Incentives are a great way to keep your workforce motivated, but knowing what kind of incentive program to implement can make a big difference in terms of results. For many companies, everything boils down to individual versus team-based incentives. What are each option’s strengths and weaknesses and which one is a better fit for your company? A better understanding of both types of incentive programs should help you choose the right option.
Before you start, you also have to remember that implementing any kind of incentive program requires the right tools to make sure it is properly implemented. Managing pool bonuses, overseeing cash rewards based on performance, and keeping track of payouts and promotions manually can be a huge challenge, especially as your workforce grows. You’ll need a reliable incentive compensation software to manage your incentive programs if you want to avoid problems such as inaccurate payout and pay disputes later on.
Individual incentives, as the name suggests, are designed to reward individual employees based on how well they perform according to established metrics. The main intent of this kind of incentive program is to encourage top performers to keep on doing great while also encouraging other employees to follow the former’s example and earn their own bonuses.
Individual incentives provide top-performing employees a personal sense of achievement because they are directly getting rewarded for their own efforts. Since employees rewarded by this kind of incentive program earn bonuses based on their own performance, those who have yet to qualify for the bonus will see that everyone has a chance of getting rewarded if they put more effort into improving their individual tasks.
Nevertheless, individual incentives have their own set of disadvantages as well, the most glaring one being the unnecessary competition it could create.
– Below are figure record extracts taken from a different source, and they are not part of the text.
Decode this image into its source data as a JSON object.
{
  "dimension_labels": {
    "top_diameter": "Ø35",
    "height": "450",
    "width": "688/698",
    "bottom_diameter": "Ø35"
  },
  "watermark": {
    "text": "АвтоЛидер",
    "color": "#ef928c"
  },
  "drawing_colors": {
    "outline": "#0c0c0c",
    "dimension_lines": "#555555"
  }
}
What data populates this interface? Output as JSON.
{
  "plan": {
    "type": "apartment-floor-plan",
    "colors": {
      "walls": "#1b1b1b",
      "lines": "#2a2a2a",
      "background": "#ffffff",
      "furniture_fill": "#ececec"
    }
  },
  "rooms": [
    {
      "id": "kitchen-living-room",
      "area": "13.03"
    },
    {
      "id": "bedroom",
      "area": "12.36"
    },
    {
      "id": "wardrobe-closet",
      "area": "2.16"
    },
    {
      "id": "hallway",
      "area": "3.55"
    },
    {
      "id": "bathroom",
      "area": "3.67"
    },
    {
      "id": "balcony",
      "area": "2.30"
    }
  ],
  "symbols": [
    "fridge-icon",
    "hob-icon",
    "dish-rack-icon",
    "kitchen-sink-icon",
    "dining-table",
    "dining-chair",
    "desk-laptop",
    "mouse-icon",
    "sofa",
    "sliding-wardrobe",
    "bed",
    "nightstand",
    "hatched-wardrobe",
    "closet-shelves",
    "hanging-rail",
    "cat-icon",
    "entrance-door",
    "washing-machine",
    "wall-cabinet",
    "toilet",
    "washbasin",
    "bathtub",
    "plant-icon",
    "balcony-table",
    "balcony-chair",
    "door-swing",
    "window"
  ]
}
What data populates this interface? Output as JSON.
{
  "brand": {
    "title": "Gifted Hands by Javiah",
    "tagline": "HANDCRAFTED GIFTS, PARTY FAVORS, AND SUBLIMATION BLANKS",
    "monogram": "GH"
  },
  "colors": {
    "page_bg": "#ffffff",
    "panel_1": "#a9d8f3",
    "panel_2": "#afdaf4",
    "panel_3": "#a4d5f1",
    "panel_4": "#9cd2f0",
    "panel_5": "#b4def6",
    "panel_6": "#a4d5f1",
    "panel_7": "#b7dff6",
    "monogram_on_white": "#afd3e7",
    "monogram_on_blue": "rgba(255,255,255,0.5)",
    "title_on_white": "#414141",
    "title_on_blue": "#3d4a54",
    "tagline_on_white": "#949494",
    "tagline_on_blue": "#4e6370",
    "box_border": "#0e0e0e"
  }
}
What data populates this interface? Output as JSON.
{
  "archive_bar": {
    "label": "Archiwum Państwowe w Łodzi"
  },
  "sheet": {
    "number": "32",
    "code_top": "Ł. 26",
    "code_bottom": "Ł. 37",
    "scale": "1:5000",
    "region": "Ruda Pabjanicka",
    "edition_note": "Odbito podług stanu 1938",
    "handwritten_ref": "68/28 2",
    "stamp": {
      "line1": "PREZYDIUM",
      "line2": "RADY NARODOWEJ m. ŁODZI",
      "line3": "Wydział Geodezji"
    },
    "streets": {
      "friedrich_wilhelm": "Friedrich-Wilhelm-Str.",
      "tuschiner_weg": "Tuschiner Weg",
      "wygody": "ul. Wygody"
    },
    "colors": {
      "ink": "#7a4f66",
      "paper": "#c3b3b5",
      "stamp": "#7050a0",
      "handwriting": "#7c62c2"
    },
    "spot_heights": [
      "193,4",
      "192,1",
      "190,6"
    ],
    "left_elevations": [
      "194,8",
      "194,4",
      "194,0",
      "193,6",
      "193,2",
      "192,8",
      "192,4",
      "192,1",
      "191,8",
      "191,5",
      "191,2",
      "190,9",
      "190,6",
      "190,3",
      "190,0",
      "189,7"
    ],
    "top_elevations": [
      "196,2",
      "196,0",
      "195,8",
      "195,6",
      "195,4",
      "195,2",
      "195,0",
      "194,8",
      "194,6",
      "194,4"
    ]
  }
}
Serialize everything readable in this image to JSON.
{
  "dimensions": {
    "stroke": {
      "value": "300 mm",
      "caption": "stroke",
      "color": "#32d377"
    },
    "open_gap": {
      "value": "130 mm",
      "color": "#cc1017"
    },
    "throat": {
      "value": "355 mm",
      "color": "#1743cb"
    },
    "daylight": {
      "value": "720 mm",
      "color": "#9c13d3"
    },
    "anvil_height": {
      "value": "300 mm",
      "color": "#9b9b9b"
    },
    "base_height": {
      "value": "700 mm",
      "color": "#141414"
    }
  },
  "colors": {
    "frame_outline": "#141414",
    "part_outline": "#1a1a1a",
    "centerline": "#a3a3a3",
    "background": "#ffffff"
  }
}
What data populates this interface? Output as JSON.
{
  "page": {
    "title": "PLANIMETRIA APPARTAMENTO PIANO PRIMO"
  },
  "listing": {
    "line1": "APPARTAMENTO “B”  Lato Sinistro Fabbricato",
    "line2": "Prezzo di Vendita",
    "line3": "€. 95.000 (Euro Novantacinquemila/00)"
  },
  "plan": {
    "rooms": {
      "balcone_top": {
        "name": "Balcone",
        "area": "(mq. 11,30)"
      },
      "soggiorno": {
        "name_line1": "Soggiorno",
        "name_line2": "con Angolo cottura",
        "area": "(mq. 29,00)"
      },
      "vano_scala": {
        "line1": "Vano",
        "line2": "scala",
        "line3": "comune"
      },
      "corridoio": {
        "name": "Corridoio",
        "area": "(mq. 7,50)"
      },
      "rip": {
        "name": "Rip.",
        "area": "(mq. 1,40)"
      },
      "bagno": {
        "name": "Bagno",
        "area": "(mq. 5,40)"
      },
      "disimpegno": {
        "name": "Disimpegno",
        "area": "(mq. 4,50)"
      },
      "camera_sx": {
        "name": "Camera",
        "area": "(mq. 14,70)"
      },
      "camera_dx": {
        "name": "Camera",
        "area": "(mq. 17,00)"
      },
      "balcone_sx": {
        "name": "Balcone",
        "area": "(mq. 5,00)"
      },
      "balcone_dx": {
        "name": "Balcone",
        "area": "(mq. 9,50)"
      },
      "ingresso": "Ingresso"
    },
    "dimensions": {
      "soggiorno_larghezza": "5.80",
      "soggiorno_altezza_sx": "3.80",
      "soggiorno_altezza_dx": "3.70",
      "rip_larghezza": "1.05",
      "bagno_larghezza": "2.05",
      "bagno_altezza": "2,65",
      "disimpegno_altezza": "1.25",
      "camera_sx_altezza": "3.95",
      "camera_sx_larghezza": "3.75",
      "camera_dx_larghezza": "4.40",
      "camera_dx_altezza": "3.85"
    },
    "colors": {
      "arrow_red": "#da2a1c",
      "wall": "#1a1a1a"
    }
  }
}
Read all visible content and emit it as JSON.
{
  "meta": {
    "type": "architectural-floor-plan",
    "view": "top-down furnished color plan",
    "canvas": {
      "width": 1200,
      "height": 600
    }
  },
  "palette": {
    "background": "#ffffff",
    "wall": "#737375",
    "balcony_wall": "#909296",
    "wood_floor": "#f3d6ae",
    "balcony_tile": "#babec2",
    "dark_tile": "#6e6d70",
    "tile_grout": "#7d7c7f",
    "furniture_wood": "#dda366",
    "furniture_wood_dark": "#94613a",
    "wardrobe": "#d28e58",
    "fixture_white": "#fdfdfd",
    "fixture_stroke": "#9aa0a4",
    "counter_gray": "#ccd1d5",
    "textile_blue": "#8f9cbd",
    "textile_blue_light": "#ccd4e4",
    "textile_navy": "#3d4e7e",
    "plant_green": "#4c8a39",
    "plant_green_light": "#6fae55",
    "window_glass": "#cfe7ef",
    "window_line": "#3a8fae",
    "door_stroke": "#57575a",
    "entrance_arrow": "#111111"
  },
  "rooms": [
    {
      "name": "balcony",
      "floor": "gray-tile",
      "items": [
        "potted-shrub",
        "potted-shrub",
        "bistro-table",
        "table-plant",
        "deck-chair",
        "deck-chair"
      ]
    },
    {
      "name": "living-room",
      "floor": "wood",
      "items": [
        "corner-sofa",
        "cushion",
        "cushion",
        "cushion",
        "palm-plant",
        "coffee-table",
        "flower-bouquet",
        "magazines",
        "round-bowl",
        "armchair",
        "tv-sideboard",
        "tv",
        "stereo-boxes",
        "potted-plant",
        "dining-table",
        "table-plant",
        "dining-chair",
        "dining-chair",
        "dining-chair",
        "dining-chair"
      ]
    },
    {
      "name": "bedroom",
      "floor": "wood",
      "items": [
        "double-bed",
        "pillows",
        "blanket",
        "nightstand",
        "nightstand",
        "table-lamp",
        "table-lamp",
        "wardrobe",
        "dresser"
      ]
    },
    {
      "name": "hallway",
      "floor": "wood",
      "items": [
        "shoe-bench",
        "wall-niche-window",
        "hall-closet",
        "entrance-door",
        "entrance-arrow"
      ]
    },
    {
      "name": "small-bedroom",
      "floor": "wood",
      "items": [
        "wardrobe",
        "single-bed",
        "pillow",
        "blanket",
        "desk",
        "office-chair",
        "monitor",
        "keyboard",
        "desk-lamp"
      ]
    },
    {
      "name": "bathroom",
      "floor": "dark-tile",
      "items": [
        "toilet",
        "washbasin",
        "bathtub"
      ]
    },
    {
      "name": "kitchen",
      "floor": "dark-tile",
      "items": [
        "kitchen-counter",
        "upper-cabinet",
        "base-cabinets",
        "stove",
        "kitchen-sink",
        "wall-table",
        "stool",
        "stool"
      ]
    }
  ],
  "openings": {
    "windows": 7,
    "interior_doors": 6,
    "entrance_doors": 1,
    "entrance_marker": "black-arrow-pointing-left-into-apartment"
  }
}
Although having more competitive workers is good for the company, the rivalry could reach a point where some individuals would resort to cutting corners or even undermining the performance of other workers just to qualify for the incentives.
Instead of having a few top-performing individuals receive rewards, a team-based incentive program focuses more on rewarding the team as a whole. If a team finishes a big project sooner than expected or if they go well above their quota within a given time, all members of the team get rewarded for their collective effort.
Perhaps the greatest strength of a team-based incentive program is that it gives everybody an equal chance of being rewarded despite some employees being more skilled than the others. Furthermore, workers will be more motivated to go above and beyond because they wouldn’t want to be the person that weighs down the group and cause them to lose their rewards. On the other hand, it also encourages employees to work together by picking up the slack in case members of the team are having problems.
However, the team approach also has its downsides. Top performers may feel cheated because underperforming workers get rewarded just as much as they are, regardless of their contribution to the team. On the other hand, bottom-tier employees might end up just caving to the pressure of failing their teammates.
Why Not Both?
It is possible to implement a hybrid of individual and team-based incentive programs. With a hybrid incentive program, individuals will still feel properly rewarded for their own efforts, while the team-based aspect of the program still gives low performers a chance to be rewarded as they contribute to the team in their own way.
That said, managing a hybrid incentive program will require even more effort when it comes tracking its individual components. This makes the use of a proper incentive management software even more important.
Making sure workers are properly rewarded goes a long way in ensuring your business runs smoothly. As long as your employees know that your business is worth going the extra mile for, you can expect a more productive workforce, better employee retention, and a better employee-employer relationship.